Soooo... at this point I have several choices. I can double major in English and Political Science, using philosophy as an allied field for the poli-sci major, and make a minor of the Arabic classes I've already taken. In that case I'd have to overload by one class next semester, or even more than that if I want a little variety and diversity instead of solid English and poli-sci this entire year. Or I could do a double major using Arabic as the allied field, the only difference being the fact that Arab culture classes would (probably) be easier than philosophy classes, but at the same time even less interesting since I've studied that area more.

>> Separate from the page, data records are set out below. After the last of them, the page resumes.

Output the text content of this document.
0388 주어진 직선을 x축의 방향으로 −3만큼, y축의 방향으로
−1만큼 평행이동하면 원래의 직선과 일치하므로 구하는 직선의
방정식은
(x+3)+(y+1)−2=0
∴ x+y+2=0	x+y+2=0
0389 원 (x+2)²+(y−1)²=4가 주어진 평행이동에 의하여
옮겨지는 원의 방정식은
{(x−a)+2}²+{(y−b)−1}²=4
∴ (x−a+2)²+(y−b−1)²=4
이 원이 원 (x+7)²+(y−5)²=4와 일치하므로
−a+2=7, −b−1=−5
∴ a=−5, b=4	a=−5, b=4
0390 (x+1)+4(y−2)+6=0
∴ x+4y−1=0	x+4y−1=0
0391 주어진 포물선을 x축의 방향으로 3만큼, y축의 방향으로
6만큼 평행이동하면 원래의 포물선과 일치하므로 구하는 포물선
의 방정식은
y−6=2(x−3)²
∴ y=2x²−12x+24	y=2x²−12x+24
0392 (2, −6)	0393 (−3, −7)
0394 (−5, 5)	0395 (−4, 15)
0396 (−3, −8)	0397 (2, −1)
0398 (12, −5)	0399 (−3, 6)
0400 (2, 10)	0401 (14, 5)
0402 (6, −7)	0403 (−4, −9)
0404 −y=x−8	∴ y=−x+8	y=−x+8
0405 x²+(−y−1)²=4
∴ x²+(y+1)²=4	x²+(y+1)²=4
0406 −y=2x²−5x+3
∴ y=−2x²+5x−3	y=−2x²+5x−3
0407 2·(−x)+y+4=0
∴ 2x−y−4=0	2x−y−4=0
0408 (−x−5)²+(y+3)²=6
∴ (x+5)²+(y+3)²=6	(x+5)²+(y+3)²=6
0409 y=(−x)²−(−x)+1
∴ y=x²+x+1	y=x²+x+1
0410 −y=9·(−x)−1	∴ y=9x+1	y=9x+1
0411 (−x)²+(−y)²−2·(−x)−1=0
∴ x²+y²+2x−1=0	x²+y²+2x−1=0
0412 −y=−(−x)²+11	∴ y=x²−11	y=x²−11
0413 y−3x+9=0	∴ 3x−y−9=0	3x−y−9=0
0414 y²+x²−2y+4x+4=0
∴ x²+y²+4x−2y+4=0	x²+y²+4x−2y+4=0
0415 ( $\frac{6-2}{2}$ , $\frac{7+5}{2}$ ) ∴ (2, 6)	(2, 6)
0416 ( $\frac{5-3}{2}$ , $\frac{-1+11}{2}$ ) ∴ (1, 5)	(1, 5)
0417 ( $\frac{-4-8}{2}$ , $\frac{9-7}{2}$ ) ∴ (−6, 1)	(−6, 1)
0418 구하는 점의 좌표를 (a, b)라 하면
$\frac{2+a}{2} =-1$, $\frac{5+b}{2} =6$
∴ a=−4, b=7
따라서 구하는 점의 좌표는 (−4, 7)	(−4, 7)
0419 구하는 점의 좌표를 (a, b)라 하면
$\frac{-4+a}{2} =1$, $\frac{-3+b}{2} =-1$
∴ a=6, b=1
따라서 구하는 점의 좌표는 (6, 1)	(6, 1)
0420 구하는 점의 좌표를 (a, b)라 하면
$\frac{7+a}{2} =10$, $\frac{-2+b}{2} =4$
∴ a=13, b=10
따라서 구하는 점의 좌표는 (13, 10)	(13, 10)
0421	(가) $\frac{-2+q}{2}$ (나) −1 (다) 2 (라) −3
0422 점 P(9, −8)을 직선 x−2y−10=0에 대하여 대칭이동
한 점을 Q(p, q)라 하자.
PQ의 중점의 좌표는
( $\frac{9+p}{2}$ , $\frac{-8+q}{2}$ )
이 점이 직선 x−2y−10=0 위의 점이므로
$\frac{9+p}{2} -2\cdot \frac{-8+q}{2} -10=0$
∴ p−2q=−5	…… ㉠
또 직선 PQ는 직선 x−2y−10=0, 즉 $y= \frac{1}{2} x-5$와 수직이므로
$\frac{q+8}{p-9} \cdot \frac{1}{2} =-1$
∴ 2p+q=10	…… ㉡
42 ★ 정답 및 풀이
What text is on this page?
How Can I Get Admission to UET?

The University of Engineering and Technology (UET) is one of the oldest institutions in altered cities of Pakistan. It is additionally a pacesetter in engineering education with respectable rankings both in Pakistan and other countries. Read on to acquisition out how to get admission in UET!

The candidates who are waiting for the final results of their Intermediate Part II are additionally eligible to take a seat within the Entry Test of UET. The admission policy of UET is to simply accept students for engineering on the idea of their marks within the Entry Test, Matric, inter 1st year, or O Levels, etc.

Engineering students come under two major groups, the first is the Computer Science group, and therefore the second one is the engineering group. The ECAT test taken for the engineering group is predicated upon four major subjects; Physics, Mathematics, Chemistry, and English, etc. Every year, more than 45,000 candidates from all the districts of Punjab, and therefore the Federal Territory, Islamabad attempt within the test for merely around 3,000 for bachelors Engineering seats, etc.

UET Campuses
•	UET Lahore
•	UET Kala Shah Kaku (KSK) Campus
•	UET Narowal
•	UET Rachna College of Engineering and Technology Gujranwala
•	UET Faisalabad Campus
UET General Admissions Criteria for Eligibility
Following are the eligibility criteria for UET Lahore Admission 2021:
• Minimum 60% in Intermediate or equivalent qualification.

OR I can do a major in English and double minors in poli-sci and Arabic, which cuts the number of classes I need to take this year from nine all the way down to three, which would give me a ton of free time to do other stuff. Start learning Spanish, take some math or maybe even science classes to get a more broad-based education since I've almost completely avoided those during my college career, take some more English classes to explore the tremendous breadth of our language rather than the bare minimum of graduation requirements... the possibilities are endless. If I try to double major - and it's occurred to me since getting back that I can in fact do it; the work wouldn't be too much at all, especially compared to what some friends are going through - then even though I could complete it, I would not have the time to get into anything else. But if I don't, then really, this last year (or next to last???) could be the most mind-expanding of all. Er, no drug reference intended.

1 comment:

Anonymous said...

I faced the same double major or not question yesterday (mon). That was whether to double BA in BCS and ASL, or to BS in BCS and maybe minor in ASL.

The deciding factor for me was that although I have to take the same number of classes either way (an insane amount for a senior year), one way has different kinds of classes. Now I'm taking a computer science and some linguistics instead of just lots and lots of ASL.

The key thing to look at is: would you be able to learn these things on your own? Are you taking classes where you could get most of the learning just by reading the books yourself--and would you read them without taking a class? No point in wasting potential credit hours on something you'd do anyway elsewhere.